Ultimately the writing seems bland and typical, but I will give a lot of credit to where it’s due. I love the characters Yūto Tsukuda created. Even from the start of this manga we’re thrown into the world of each introduced character, and shown the meaning behind their personalities, and it’s done strikingly well. Along with touching moments, and comedy that blends the story into this deliciousness you cannot help but devour.
The art style is… technically perfect. Every character is strikingly different from the next, with even the background characters given personal touches that isn’t a copy/paste from one to the other. There are small identifying markers for all introduced characters, which I suppose is typical of battle shounen, but given the school setting and expanding cast, it’s nice to see that none of the characters look a smidge identical. The foreground and background details vary, depending on the scene, but Shun Saeki keeps a high level of detail all-round; with well drawn battle scenes. The sudden, comedic (and at times eechi) moments are partnered up well with the art style that did draw an outward laugh or two.

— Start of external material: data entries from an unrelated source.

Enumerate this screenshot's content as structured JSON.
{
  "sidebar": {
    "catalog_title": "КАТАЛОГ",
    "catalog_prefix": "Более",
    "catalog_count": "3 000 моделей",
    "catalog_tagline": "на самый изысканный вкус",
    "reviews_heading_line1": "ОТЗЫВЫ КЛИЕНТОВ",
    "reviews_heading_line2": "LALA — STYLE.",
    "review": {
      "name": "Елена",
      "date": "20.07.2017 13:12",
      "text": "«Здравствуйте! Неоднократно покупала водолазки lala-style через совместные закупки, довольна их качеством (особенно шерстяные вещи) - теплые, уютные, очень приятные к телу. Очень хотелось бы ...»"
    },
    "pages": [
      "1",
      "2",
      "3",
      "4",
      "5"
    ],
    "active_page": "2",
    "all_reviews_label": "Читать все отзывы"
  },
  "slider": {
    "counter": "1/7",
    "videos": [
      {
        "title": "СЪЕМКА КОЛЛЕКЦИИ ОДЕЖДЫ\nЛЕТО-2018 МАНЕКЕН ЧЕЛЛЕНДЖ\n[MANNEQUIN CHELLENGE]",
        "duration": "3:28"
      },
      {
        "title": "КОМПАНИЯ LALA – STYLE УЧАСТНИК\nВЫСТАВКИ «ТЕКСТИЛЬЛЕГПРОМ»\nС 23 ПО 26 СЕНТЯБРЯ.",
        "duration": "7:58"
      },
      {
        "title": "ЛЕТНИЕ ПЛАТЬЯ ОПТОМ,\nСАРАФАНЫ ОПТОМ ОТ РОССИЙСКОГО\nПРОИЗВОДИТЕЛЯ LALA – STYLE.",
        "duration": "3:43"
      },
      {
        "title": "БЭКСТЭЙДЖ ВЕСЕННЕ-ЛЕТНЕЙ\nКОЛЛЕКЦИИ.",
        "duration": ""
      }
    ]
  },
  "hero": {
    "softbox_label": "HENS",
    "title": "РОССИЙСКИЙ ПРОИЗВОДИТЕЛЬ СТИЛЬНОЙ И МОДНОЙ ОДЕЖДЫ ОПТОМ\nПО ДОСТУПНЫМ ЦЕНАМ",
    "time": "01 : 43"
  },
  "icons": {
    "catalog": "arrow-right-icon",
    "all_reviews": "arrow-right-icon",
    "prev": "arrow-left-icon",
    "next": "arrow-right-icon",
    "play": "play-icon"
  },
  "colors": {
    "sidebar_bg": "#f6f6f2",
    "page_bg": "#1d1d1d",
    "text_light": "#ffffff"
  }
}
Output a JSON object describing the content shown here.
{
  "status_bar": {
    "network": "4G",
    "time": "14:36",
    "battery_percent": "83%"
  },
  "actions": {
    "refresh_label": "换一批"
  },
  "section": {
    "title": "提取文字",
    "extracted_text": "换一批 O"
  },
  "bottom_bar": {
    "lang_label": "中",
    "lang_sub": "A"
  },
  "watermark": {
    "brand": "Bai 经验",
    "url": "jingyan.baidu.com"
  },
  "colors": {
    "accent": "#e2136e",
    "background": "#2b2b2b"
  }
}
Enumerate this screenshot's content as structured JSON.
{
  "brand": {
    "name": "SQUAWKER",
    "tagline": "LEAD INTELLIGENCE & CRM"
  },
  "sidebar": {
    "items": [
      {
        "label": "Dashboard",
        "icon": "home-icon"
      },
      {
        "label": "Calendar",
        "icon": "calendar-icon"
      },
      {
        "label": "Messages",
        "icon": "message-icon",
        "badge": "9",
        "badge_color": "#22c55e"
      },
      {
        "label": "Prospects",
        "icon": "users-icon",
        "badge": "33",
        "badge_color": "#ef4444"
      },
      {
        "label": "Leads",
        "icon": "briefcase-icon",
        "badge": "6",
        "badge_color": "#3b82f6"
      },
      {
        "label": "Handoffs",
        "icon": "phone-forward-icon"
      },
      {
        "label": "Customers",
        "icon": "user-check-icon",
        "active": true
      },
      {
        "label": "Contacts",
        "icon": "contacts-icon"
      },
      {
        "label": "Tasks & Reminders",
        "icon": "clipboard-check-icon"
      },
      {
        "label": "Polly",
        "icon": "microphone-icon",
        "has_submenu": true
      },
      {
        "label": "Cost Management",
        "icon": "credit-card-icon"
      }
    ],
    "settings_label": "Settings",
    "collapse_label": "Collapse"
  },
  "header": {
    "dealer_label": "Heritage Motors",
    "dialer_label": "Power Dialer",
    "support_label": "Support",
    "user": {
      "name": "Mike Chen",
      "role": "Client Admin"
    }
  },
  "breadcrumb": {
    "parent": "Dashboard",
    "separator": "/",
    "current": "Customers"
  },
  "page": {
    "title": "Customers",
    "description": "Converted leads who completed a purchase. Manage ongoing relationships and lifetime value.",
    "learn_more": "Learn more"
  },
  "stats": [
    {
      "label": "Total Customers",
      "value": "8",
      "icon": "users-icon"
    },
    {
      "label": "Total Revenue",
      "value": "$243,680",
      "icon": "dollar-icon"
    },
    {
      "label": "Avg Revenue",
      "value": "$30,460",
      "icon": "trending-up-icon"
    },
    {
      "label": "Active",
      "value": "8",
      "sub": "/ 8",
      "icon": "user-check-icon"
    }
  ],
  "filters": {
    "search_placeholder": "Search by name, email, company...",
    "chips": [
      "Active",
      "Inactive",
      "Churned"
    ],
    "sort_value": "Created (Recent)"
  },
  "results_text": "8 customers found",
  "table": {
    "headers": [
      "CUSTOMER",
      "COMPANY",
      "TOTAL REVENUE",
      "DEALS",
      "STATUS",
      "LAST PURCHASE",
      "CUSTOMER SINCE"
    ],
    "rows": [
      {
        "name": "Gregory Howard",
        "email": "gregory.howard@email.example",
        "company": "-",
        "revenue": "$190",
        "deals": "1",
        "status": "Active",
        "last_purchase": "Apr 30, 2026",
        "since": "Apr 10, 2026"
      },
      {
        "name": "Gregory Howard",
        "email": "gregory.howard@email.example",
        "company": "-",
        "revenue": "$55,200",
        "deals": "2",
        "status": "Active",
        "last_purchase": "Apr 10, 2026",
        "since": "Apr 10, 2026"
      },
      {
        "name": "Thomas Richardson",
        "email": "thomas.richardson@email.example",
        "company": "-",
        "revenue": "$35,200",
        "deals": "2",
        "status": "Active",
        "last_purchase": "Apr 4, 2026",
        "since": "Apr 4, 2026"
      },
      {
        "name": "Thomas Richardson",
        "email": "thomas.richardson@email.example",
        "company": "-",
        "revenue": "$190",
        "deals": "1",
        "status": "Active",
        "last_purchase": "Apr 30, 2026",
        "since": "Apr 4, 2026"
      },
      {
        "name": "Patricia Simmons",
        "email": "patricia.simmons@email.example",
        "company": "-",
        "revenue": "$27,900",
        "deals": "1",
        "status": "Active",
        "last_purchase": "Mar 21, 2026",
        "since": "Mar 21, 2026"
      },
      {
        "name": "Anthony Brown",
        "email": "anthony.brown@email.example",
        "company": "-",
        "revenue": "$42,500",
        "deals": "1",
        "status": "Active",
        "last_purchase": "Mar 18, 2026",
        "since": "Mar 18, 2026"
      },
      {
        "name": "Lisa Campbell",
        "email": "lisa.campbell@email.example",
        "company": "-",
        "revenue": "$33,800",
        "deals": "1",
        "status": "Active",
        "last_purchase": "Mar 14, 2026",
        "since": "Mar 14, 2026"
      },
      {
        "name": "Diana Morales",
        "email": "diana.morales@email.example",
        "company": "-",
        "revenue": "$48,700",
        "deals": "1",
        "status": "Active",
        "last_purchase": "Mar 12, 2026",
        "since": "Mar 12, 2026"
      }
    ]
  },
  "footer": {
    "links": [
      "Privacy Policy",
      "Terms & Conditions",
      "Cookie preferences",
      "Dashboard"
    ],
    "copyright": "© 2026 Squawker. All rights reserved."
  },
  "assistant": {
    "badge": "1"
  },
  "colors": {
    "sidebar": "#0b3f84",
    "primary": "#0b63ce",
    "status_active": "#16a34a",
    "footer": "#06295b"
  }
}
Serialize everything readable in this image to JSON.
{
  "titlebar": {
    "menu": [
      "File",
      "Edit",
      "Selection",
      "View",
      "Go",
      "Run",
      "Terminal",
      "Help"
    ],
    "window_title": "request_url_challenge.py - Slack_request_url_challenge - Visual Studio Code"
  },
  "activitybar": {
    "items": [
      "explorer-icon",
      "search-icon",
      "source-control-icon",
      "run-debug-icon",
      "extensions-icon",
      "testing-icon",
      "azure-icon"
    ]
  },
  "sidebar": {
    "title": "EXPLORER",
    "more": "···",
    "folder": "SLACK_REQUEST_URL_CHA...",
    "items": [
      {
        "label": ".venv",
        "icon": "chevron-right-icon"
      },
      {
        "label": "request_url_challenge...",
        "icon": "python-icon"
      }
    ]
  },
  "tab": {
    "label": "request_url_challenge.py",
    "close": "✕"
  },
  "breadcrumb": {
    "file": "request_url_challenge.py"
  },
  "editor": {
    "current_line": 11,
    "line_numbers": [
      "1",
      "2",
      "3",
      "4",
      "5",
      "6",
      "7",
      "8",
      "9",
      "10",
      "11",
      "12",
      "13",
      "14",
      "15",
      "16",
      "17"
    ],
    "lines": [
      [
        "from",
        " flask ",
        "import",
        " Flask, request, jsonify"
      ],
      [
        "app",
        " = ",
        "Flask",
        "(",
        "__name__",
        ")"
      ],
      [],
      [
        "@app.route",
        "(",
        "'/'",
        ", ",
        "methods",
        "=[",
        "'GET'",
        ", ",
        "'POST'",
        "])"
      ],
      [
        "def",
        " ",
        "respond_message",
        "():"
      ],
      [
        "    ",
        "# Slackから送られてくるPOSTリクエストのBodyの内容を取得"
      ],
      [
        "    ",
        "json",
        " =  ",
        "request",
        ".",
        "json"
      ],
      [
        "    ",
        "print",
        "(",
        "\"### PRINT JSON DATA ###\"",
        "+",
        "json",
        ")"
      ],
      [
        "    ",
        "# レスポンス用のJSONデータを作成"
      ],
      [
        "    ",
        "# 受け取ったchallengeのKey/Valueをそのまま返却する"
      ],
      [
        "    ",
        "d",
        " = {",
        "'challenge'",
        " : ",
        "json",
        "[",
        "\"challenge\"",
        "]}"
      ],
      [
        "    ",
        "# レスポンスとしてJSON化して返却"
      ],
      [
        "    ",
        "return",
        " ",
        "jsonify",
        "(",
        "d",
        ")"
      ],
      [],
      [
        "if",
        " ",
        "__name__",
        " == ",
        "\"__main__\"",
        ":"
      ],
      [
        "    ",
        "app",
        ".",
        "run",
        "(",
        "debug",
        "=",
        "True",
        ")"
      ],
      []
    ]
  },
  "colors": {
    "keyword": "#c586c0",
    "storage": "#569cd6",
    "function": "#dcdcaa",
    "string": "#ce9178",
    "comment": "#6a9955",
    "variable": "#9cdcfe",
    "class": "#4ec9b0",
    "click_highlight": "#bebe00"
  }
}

There is one other name I have yet to mention, and probably the most important one: Yuki Morisaki. She is a collaborator of the series, handling the recipes, and Mother of God do you want them all. Besides the humor and battles, the food takes the main stage, and ever piece shown is mouth-wateringly tempting. I mentioned the basic dish Sōma made for Erina, well that recipe is actually in the manga, and I will definitely try my hand at it.
At the end of the day, if you enjoy striking characters you will remember, beautifully drawn food, fun cooking battles, but at the expense of solid story writing, Food Wars! is the perfect manga for you. I thoroughly enjoy this series, as it’s just fun, with memorable characters.
A review copy was provided by Madman Entertainment to the author for the purpose of this review.